To answer your other questions, horses are a result of everything in their life. They are not like computers that have special buttons to do special things, you don't install it and its there forever. Unless this horse was owned by someone as the same touch, feel, responsiveness, and cues as you, then you can expect him to respond off your cues just as easily as a horse that you've had for a while. He may have been dulled down by needless squeezing on his sides, which would be why he would respond to a vocal cue that was consistant with what he was taught in the past. Its very easy to train him to respond to leg by using consistancy with your commands.

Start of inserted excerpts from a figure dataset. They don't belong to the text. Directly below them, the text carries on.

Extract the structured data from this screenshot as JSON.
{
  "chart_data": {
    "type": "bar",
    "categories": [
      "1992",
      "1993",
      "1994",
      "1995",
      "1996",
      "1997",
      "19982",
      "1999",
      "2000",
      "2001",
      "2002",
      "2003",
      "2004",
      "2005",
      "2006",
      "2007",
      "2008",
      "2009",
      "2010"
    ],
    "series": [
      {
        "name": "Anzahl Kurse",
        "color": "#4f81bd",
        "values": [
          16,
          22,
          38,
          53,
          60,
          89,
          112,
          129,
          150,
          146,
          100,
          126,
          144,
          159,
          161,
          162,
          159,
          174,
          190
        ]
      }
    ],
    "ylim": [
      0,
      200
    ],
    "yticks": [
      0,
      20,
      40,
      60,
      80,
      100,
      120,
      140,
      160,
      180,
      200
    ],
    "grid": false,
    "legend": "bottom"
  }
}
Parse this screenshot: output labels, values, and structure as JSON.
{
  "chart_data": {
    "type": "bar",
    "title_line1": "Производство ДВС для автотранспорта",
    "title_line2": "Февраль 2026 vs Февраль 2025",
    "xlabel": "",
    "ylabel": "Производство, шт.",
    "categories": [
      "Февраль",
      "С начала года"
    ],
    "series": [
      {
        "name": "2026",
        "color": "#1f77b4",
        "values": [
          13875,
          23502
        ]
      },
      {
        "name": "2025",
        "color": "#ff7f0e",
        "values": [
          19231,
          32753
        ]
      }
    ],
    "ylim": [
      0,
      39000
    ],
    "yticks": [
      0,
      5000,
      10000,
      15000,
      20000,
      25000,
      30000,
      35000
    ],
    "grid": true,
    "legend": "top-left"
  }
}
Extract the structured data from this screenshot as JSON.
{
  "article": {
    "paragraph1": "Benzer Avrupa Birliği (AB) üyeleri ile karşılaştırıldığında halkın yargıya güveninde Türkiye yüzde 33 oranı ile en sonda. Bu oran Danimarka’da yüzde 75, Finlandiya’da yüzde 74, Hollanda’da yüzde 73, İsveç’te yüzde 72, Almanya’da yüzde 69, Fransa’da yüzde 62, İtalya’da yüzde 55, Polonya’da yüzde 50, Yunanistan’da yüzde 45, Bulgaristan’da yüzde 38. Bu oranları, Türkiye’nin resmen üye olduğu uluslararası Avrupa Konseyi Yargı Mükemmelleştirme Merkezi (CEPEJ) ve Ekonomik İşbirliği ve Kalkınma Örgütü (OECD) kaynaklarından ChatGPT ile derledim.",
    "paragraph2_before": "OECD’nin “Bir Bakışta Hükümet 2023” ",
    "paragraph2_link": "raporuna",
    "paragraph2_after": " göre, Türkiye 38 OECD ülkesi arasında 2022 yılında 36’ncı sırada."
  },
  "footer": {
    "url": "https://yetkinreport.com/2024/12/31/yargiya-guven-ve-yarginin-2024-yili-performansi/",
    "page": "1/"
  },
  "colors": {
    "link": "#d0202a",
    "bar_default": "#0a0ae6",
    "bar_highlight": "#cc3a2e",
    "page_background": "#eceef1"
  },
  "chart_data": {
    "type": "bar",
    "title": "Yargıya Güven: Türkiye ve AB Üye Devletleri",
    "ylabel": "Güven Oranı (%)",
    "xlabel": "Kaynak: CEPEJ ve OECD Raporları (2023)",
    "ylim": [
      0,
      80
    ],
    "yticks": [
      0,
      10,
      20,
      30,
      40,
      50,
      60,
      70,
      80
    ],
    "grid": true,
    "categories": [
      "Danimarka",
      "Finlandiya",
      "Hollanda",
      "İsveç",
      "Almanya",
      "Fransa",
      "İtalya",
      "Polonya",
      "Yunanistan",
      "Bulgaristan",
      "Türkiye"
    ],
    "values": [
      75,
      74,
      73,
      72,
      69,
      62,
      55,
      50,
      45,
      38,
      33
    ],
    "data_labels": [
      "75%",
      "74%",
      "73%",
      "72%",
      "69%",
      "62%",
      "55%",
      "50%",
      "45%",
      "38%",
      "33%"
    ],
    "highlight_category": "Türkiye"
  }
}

As far as connections go with horses, this is how I see it. I communicate with people regularly and talk to plenty of people every day. There are only a select few that I have a connection with, such as my husband, family members, and close friends, and that is fine with me. I see so many horses every day that it is the same with them, I don't expect sparks and fireworks with everyone, but I do expect communication.
Remember that your guy is 27 now. Some basic NH exercises would be perfectly fine for him, but keep in mind that his body is probably not what it once was. Excessive circling, extensive lateral work, constant disengagement, and jumping obstacles would not be in his best interest physically and this type of work should be kept at a minimum.
I personally hate riding my beginner shooling horse. He is so simple and doesn't have any fancy buttons like my personal gelding that I've had since I was a teenager. However, my gelding has trouble walking in a straight line with beginners on his back that are sending mixed signals. My dull, simple, schooling horse is always their favorite as he moves mindlessly around the ring allowing them to figure things out without taking ever shift of weight as a cue. I don't dare change that and as they are capable of moving up the horsey ladder, they learn more advanced things. I understand that you got this guy to get you more confident undersaddle. Start listening to what he can teach you, and don't worry so much about what you want to teach him.
The language of the horse isn't something that you learn from books or listening to people, its something that you learn from listening to horses. I took 4 years of Spanish in school and still wouldn't trust myself in a foreign country. My husband never took spanish in school, but has many spanish speaking people working for him. Guess which one of us can carry on a conversation? Him. He lives in the middle of it and had to do learn it to get by.
Horses are the same way, you can learn some stuff from books or what people tell you. But if you truly want to learn that language, listen to the horse and let it become essential for your everyday life with your horses. When you do it long enough, you never have to "do" NH, its your life because you are constantly communicating with your horses.